23.09.2009, 13:32 FIFA vertagt Entscheidung über Play-off-Modus

(SID) Der Fußball-Weltverband FIFA hat eine Entscheidung über den Auslosungsmodus der Play-offs in der Europa-Qualifikation für die WM 2010 in Südafrika vertagt. Auf Nachfrage des Sport-Informations-Dienstes (SID) bei der FIFA bestätigte Kommunikationsdirektor Nicolas Maingot, dass der Qualifikationsmodus der besten Gruppenzweiten am 29. September bei der FIFA-Exekutiv-Komitee-Sitzung in Rio de Janeiro festgelegt werden sollte. Diese Entscheidung wurde allerdings vertagt, weil es noch zu viele strittige Fragen gebe.

DFB-Generalsekretär Wolfgang Niersbach sagte in einem Sport-Bild-Interview, dass Deutschland - sollte die Mannschaft von Bundestrainer Joachim Löw in der WM-Qualifikation nur Zweiter hinter EM-Halbfinalist Russland werden - nicht auf Frankreich oder Kroatien, sondern eher auf Ex-Europameister Griechenland mit Trainer Otto Rehhagel treffen werde.

Niersbach: "Es gibt eine Setzliste"

"Es gibt eine Setzliste nach der FIFA-Weltrangliste, da hilft uns unsere gute Platzierung", so Niersbach. Der dreimalige Welt- und Europameister ist hinter Rekord-WM-Titelträger Brasilien, Europameister Spanien und den Niederlanden zusammen mit WM-Champion Italien Vierter. Es folgt die russische "Sbornaja" auf Position sechs.

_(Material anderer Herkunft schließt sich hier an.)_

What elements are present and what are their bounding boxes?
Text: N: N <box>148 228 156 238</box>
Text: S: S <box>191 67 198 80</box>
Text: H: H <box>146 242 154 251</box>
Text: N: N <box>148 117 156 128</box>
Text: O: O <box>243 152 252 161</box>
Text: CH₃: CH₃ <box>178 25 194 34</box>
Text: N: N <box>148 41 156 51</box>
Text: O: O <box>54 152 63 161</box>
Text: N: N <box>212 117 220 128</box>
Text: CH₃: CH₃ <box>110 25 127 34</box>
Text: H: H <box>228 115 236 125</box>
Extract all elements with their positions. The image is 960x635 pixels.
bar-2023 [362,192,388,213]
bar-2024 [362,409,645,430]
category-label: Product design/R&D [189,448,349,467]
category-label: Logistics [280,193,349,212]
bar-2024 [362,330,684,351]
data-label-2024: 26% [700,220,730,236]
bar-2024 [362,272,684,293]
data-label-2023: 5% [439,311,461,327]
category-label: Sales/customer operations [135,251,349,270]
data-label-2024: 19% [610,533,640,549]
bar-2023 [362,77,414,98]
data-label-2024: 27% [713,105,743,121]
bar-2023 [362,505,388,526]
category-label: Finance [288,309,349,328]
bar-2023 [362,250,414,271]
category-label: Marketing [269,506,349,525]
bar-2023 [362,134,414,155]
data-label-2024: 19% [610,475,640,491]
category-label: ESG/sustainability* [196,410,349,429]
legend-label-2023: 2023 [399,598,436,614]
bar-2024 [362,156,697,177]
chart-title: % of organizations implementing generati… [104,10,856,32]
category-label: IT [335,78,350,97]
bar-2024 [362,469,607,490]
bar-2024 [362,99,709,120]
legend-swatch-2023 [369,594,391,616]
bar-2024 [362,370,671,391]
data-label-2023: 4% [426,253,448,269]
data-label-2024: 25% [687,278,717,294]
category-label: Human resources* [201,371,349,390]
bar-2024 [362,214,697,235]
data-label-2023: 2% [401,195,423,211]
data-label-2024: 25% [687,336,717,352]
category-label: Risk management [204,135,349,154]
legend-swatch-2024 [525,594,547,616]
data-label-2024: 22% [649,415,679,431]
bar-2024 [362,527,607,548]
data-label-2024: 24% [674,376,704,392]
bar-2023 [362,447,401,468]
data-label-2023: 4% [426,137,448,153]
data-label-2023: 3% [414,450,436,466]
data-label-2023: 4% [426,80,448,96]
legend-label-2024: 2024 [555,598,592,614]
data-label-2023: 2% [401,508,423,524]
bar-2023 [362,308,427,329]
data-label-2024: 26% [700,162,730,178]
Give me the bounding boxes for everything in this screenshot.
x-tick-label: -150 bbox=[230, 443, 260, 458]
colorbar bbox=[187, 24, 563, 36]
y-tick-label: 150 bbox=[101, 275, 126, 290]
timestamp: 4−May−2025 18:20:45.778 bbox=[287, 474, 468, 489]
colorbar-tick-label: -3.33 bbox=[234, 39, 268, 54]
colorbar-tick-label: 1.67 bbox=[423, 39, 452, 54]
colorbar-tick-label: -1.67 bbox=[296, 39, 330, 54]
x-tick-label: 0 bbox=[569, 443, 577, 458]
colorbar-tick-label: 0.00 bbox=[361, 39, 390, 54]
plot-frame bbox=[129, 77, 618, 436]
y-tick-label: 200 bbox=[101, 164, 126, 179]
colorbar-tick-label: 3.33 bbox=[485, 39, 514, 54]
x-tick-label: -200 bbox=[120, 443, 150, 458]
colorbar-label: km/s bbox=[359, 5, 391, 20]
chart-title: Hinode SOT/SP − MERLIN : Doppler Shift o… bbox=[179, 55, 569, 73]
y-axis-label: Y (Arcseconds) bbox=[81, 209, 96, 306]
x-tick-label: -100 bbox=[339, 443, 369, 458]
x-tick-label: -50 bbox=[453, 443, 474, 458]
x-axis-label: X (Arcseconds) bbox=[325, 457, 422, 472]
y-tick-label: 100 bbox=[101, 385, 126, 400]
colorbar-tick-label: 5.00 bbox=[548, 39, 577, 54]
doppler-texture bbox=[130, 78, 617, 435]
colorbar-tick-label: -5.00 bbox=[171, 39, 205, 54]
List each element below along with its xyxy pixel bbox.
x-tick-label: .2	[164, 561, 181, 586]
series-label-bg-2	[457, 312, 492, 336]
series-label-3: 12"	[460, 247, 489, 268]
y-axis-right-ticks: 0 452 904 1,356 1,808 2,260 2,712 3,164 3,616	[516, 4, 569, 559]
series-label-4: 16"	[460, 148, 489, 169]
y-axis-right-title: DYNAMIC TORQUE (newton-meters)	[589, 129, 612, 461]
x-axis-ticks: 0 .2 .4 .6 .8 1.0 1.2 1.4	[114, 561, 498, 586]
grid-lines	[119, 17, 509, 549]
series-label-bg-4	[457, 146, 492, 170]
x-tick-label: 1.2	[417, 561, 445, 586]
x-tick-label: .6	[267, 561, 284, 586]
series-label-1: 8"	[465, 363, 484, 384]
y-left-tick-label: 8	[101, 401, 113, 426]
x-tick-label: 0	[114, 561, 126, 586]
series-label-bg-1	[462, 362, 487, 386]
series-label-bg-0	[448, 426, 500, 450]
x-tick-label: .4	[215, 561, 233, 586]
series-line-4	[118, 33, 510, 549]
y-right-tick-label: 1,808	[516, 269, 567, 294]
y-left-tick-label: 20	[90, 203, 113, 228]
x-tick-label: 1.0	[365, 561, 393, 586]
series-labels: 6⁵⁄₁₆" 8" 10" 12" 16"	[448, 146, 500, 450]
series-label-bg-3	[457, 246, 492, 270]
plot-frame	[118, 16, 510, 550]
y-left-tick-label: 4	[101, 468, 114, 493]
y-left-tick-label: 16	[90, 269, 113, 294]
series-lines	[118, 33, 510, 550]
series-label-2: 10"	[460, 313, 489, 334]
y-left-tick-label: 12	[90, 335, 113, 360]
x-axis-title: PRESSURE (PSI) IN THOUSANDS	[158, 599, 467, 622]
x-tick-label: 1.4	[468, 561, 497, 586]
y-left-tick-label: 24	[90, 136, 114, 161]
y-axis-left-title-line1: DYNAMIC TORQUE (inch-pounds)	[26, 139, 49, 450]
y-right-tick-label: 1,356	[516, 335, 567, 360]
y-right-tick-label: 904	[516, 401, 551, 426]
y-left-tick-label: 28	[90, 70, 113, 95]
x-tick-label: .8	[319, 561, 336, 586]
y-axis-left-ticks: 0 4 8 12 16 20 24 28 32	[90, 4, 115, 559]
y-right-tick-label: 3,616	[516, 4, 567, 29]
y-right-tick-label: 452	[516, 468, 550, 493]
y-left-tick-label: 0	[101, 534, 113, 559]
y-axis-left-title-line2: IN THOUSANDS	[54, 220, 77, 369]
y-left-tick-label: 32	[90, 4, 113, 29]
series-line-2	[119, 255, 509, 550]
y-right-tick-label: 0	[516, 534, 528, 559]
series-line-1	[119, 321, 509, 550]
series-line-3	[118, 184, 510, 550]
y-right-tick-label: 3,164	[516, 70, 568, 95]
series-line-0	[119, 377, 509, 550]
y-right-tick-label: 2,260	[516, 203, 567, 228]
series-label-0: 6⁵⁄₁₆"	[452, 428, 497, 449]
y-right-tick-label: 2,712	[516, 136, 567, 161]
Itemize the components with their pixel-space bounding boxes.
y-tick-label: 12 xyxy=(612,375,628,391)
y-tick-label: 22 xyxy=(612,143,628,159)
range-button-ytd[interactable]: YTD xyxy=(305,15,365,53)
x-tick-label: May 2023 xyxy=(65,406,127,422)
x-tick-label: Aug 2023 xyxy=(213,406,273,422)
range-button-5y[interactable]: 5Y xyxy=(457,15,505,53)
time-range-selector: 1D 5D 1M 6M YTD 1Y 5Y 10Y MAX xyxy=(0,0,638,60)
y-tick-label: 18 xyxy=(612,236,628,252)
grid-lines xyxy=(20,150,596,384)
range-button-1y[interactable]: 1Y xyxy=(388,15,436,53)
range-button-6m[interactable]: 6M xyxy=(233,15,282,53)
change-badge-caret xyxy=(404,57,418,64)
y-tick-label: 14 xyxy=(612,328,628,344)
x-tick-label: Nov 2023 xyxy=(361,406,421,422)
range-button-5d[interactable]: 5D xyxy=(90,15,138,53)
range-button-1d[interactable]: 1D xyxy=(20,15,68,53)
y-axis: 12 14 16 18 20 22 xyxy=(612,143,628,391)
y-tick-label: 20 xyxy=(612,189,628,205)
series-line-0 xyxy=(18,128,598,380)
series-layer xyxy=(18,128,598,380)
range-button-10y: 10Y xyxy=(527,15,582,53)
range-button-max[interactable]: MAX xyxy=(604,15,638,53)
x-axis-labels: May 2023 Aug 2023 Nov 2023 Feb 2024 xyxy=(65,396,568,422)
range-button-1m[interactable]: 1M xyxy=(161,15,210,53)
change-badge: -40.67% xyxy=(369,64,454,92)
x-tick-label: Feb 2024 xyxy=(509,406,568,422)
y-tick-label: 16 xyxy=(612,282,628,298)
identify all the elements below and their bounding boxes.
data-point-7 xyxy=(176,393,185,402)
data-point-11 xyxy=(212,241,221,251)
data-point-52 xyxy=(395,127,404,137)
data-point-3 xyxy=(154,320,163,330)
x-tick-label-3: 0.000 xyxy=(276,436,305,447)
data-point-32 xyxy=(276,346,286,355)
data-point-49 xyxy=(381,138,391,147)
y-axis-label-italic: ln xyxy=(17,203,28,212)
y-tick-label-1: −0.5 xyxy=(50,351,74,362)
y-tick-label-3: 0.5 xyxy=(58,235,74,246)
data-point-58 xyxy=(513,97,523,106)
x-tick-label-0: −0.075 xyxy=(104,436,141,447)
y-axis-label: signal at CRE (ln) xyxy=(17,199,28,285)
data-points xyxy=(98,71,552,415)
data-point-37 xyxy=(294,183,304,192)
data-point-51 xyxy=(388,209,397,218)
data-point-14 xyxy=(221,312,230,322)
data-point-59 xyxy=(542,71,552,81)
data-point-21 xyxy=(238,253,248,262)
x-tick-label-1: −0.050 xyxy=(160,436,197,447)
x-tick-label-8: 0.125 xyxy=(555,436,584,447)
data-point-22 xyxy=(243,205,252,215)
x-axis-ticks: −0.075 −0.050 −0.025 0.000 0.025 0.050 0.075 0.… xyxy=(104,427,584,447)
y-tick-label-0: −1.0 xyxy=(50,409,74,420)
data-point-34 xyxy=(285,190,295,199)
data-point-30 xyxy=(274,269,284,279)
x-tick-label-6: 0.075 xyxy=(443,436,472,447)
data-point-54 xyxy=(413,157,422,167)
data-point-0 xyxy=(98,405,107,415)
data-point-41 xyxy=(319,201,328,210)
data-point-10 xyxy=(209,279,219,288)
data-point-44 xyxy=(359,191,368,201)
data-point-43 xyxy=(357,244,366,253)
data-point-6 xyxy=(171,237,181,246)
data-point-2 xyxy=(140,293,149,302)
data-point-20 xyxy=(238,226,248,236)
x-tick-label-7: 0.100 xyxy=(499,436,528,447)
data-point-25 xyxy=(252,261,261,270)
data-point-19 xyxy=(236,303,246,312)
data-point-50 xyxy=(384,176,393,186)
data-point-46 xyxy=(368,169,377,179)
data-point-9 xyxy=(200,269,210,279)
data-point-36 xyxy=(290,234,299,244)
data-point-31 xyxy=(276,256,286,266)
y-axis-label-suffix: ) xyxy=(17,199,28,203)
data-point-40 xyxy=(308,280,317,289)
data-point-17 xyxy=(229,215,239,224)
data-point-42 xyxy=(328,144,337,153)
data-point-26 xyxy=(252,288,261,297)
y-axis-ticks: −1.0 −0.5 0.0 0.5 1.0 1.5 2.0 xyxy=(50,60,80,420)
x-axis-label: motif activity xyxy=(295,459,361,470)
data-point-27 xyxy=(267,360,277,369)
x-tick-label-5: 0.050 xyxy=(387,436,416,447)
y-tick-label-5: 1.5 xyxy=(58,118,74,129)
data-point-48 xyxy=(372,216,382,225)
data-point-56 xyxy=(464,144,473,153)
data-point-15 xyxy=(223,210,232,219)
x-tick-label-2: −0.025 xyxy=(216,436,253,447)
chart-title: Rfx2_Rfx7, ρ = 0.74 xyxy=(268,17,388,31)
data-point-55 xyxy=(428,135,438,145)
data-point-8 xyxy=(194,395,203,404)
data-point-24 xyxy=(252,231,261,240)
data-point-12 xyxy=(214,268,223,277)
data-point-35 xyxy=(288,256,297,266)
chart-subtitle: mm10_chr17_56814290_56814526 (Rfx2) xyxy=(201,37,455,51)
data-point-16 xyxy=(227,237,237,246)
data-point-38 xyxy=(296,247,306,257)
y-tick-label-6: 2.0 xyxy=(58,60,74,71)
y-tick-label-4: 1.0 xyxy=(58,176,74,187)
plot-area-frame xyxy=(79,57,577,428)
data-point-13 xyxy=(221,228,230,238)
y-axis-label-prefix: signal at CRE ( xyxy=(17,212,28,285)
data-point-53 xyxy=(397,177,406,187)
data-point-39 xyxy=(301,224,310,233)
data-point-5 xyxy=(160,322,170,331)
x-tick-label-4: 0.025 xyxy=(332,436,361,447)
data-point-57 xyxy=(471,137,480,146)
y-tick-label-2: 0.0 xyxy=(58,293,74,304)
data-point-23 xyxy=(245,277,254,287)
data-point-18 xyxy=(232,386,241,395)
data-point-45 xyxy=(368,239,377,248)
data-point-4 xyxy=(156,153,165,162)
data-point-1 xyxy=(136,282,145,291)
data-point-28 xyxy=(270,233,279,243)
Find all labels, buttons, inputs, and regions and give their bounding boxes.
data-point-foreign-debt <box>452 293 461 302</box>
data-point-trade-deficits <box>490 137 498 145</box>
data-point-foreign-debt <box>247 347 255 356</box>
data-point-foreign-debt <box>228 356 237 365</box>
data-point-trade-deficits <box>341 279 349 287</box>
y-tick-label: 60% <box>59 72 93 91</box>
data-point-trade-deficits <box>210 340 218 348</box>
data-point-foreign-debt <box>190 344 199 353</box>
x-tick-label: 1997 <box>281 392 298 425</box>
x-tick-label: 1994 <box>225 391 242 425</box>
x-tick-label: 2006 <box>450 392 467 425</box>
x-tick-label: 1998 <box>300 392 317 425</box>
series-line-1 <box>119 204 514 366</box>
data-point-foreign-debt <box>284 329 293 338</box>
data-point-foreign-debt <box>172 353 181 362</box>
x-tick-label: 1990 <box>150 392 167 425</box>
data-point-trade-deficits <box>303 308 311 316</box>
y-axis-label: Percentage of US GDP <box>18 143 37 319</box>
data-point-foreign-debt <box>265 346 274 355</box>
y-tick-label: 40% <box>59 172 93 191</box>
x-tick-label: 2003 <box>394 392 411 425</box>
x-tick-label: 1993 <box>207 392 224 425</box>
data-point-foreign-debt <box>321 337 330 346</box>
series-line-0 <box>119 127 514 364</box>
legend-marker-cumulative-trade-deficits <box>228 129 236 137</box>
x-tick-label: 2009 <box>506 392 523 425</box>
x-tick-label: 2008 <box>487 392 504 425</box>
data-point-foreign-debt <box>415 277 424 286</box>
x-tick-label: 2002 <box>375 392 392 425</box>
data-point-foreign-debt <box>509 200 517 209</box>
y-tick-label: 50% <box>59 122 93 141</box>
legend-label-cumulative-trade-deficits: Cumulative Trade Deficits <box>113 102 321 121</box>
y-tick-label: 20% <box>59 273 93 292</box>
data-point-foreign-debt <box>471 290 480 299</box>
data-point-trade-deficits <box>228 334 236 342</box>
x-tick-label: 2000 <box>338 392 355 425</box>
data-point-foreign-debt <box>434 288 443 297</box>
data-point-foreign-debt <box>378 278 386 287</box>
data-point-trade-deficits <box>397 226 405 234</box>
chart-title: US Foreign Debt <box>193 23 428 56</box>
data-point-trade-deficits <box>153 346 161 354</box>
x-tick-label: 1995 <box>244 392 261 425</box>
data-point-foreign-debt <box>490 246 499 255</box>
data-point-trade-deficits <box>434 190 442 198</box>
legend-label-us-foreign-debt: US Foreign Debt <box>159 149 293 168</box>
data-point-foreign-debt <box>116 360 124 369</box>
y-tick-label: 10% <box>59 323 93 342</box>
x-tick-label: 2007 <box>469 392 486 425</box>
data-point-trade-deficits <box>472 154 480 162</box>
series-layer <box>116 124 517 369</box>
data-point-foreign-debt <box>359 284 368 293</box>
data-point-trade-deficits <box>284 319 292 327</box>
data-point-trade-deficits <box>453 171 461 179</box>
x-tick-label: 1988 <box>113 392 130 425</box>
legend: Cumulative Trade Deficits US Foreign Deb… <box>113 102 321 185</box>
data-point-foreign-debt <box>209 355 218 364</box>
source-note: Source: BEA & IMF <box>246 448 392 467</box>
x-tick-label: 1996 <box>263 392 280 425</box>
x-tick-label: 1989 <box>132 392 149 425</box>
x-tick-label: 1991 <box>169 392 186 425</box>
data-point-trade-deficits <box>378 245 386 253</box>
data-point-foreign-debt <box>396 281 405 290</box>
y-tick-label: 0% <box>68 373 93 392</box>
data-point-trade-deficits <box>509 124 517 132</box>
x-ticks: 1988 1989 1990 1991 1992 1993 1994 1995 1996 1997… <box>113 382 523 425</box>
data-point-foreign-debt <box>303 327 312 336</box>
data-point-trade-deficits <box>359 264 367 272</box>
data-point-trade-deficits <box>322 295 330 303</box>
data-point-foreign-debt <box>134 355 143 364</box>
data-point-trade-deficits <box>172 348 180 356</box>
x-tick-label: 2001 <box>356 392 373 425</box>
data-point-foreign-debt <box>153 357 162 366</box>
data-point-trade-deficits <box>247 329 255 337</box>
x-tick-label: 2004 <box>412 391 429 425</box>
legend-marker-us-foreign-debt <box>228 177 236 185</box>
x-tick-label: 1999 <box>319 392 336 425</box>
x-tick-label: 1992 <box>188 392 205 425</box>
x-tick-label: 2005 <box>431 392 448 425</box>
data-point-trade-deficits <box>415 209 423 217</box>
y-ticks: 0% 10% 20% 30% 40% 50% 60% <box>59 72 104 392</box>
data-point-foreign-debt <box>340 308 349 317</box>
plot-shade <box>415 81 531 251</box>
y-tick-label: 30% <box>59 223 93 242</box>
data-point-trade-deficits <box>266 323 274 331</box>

Entschieden ist die Einführung einer Setzliste aber offenbar nicht. Einigkeit herrscht nur darüber, dass wegen einer Fünfer-Gruppe und acht Sechser-Gruppen in Europa aus Gründen der Gleichberechtigung die Ergebnisse gegen den Tabellenletzten in den Sechser-Gruppen gestrichen werden. Deutschland würden im Augenblick die Siege gegen die Berti-Vogts-Mannschaft Aserbaidschan (2:0 und 4:0) gestrichen. Klar ist nur, dass Norwegen mit nur zehn Punkten aus der Fünfer-Gruppe der schlechteste Zweite sein wird.

Völlig offen ist hingegen noch, ob das FIFA-WM-Organisationskomitee eine offene Auslosung veranstalten wird oder eine mit Setzliste. Dann wäre die Frage, wie sich diese Setzliste zusammensetzt.

Scheinbar harte Kämpfe hinter den Kulissen

In früheren Zeiten wurden EM- und WM-Qualifikationsspiele sowie das Abschneiden bei den Turnieren in Betracht gezogen. Da aber Deutschland für die WM 2006 keine Quali-Spiele zu bestreiten hatte, schlüge auch das negativ zu Buche. Denkbar, dass den Top-Ländern zunächst ein Auswärtsspiel gewährt wird. Die Tatsache der Vertagung in Rio lässt jedenfalls auf harte Kämpfe hinter den Kulissen schließen.